Nvidia stole the CES spotlight this week with a platform designed to redefine how the world builds and runs AI.
On Jan. 5, the chipmaker pulled back the curtain on Vera Rubin, a new AI computing platform designed to power the world’s largest and most demanding AI systems at far lower cost.
According to Nvidia, the Rubin platform is powered by six tightly integrated chips that together function as a single AI supercomputer. These include the NVIDIA Vera CPU, NVIDIA Rubin GPU, NVLink 6 switch, ConnectX-9 SuperNIC, BlueField-4 DPU, and Spectrum-6 Ethernet switch.
Nvidia says this “extreme codesign” approach — engineering hardware and software together from the ground up — cuts AI training time and reduces the cost of generating AI tokens during inference. Compared with the current Blackwell platform, Rubin can lower inference token costs by up to 10 times and train large mixture-of-experts (MoE) models using four times fewer GPUs.
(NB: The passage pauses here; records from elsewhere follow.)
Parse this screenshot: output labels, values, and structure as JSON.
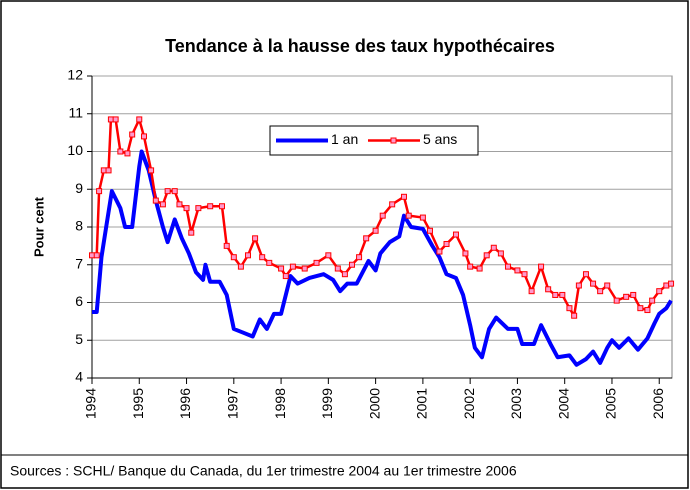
{
  "chart_data": {
    "type": "line",
    "title": "Tendance à la hausse des taux hypothécaires",
    "y_label": "Pour cent",
    "source": "Sources : SCHL/ Banque du Canada, du 1er trimestre 2004 au 1er trimestre 2006",
    "xlim": [
      1994,
      2006.27
    ],
    "xticks": [
      1994,
      1995,
      1996,
      1997,
      1998,
      1999,
      2000,
      2001,
      2002,
      2003,
      2004,
      2005,
      2006
    ],
    "ylim": [
      4,
      12
    ],
    "yticks": [
      4,
      5,
      6,
      7,
      8,
      9,
      10,
      11,
      12
    ],
    "grid": true,
    "legend": "top-center",
    "series": [
      {
        "name": "1 an",
        "color": "#0000ff",
        "x": [
          1994.0,
          1994.1,
          1994.2,
          1994.3,
          1994.42,
          1994.6,
          1994.7,
          1994.85,
          1995.0,
          1995.05,
          1995.2,
          1995.35,
          1995.5,
          1995.6,
          1995.75,
          1995.9,
          1996.05,
          1996.2,
          1996.35,
          1996.4,
          1996.5,
          1996.7,
          1996.85,
          1997.0,
          1997.2,
          1997.4,
          1997.55,
          1997.7,
          1997.85,
          1998.0,
          1998.2,
          1998.35,
          1998.6,
          1998.9,
          1999.1,
          1999.25,
          1999.4,
          1999.6,
          1999.85,
          2000.0,
          2000.1,
          2000.3,
          2000.5,
          2000.6,
          2000.75,
          2001.0,
          2001.2,
          2001.35,
          2001.5,
          2001.7,
          2001.85,
          2002.0,
          2002.1,
          2002.25,
          2002.4,
          2002.55,
          2002.8,
          2003.0,
          2003.1,
          2003.35,
          2003.5,
          2003.7,
          2003.85,
          2004.1,
          2004.25,
          2004.45,
          2004.6,
          2004.75,
          2004.9,
          2005.0,
          2005.15,
          2005.35,
          2005.55,
          2005.75,
          2005.9,
          2006.0,
          2006.15,
          2006.25
        ],
        "values": [
          5.75,
          5.75,
          7.2,
          8.0,
          8.95,
          8.5,
          8.0,
          8.0,
          9.6,
          10.0,
          9.5,
          8.7,
          8.0,
          7.6,
          8.2,
          7.7,
          7.3,
          6.8,
          6.6,
          7.0,
          6.55,
          6.55,
          6.2,
          5.3,
          5.2,
          5.1,
          5.55,
          5.3,
          5.7,
          5.7,
          6.7,
          6.5,
          6.65,
          6.75,
          6.6,
          6.3,
          6.5,
          6.5,
          7.1,
          6.85,
          7.3,
          7.6,
          7.75,
          8.3,
          8.0,
          7.95,
          7.5,
          7.2,
          6.75,
          6.65,
          6.2,
          5.4,
          4.8,
          4.55,
          5.3,
          5.6,
          5.3,
          5.3,
          4.9,
          4.9,
          5.4,
          4.9,
          4.55,
          4.6,
          4.35,
          4.5,
          4.7,
          4.4,
          4.8,
          5.0,
          4.8,
          5.05,
          4.75,
          5.05,
          5.45,
          5.7,
          5.85,
          6.05
        ]
      },
      {
        "name": "5 ans",
        "color": "#ff0000",
        "marker_color": "#ff99cc",
        "x": [
          1994.0,
          1994.1,
          1994.15,
          1994.25,
          1994.35,
          1994.4,
          1994.5,
          1994.6,
          1994.75,
          1994.85,
          1995.0,
          1995.1,
          1995.25,
          1995.35,
          1995.5,
          1995.6,
          1995.75,
          1995.85,
          1996.0,
          1996.1,
          1996.25,
          1996.5,
          1996.75,
          1996.85,
          1997.0,
          1997.15,
          1997.3,
          1997.45,
          1997.6,
          1997.75,
          1998.0,
          1998.1,
          1998.25,
          1998.5,
          1998.75,
          1999.0,
          1999.2,
          1999.35,
          1999.5,
          1999.65,
          1999.8,
          2000.0,
          2000.15,
          2000.35,
          2000.6,
          2000.7,
          2001.0,
          2001.15,
          2001.35,
          2001.5,
          2001.7,
          2001.9,
          2002.0,
          2002.2,
          2002.35,
          2002.5,
          2002.65,
          2002.8,
          2003.0,
          2003.15,
          2003.3,
          2003.5,
          2003.65,
          2003.8,
          2003.95,
          2004.1,
          2004.2,
          2004.3,
          2004.45,
          2004.6,
          2004.75,
          2004.9,
          2005.1,
          2005.3,
          2005.45,
          2005.6,
          2005.75,
          2005.85,
          2006.0,
          2006.15,
          2006.25
        ],
        "values": [
          7.25,
          7.25,
          8.95,
          9.5,
          9.5,
          10.85,
          10.85,
          10.0,
          9.95,
          10.45,
          10.85,
          10.4,
          9.5,
          8.7,
          8.6,
          8.95,
          8.95,
          8.6,
          8.5,
          7.85,
          8.5,
          8.55,
          8.55,
          7.5,
          7.2,
          6.95,
          7.25,
          7.7,
          7.2,
          7.05,
          6.9,
          6.7,
          6.95,
          6.9,
          7.05,
          7.25,
          6.9,
          6.75,
          7.0,
          7.2,
          7.7,
          7.9,
          8.3,
          8.6,
          8.8,
          8.3,
          8.25,
          7.9,
          7.35,
          7.55,
          7.8,
          7.3,
          6.95,
          6.9,
          7.25,
          7.45,
          7.3,
          6.95,
          6.85,
          6.75,
          6.3,
          6.95,
          6.35,
          6.2,
          6.2,
          5.85,
          5.65,
          6.45,
          6.75,
          6.5,
          6.3,
          6.45,
          6.05,
          6.15,
          6.2,
          5.85,
          5.8,
          6.05,
          6.3,
          6.45,
          6.5
        ]
      }
    ]
  }
}
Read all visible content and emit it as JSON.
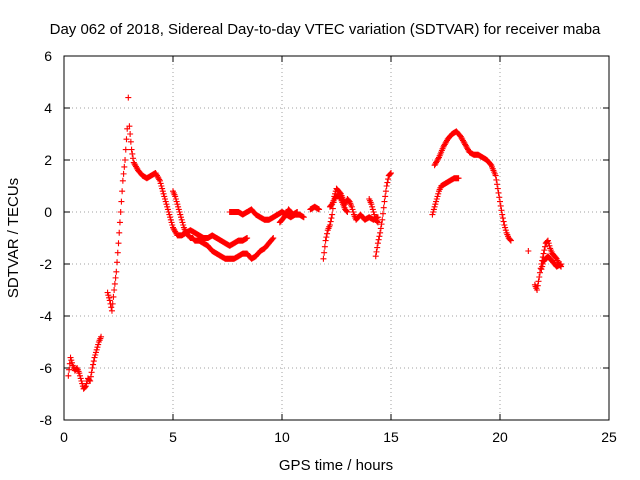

“Rubin arrives at exactly the right moment, as AI computing demand for both training and inference is going through the roof,” Jensen Huang, founder and CEO, said in a statement. “With our annual cadence of delivering a new generation of AI supercomputers — and extreme codesign across six new chips — Rubin takes a giant leap toward the next frontier of AI.”

Designed for reasoning and agentic AI
Named after astronomer Vera Florence Cooper Rubin, the platform is built with a focus on advanced reasoning and agentic AI.
Nvidia says Rubin introduces five major innovations, including a new generation of NVLink interconnects, an updated Transformer Engine, Confidential Computing, a RAS Engine for reliability, and the new Vera CPU. Together, these technologies aim to handle long-context AI workloads and large-scale MoE models more efficiently than previous architectures.
The flagship system, the Vera Rubin NVL72, combines 72 Rubin GPUs and 36 Vera CPUs in a rack-scale design. Nvidia will also offer the HGX Rubin NVL8 platform for x86-based AI servers.
Industry adoption and ecosystem
The Rubin platform is already drawing support from across the AI ecosystem. Nvidia says expected adopters include major cloud providers, AI labs, and hardware partners such as AWS, Google, Microsoft, Meta, OpenAI, Anthropic, CoreWeave, Dell, HPE, Lenovo, and Oracle.
The company also noted that the Rubin platform is already in full production and systems based on Vera Rubin are expected to become available from partners in the second half of 2026, with early deployments planned by major cloud providers, including AWS, Google Cloud, Microsoft Azure, and Oracle Cloud Infrastructure.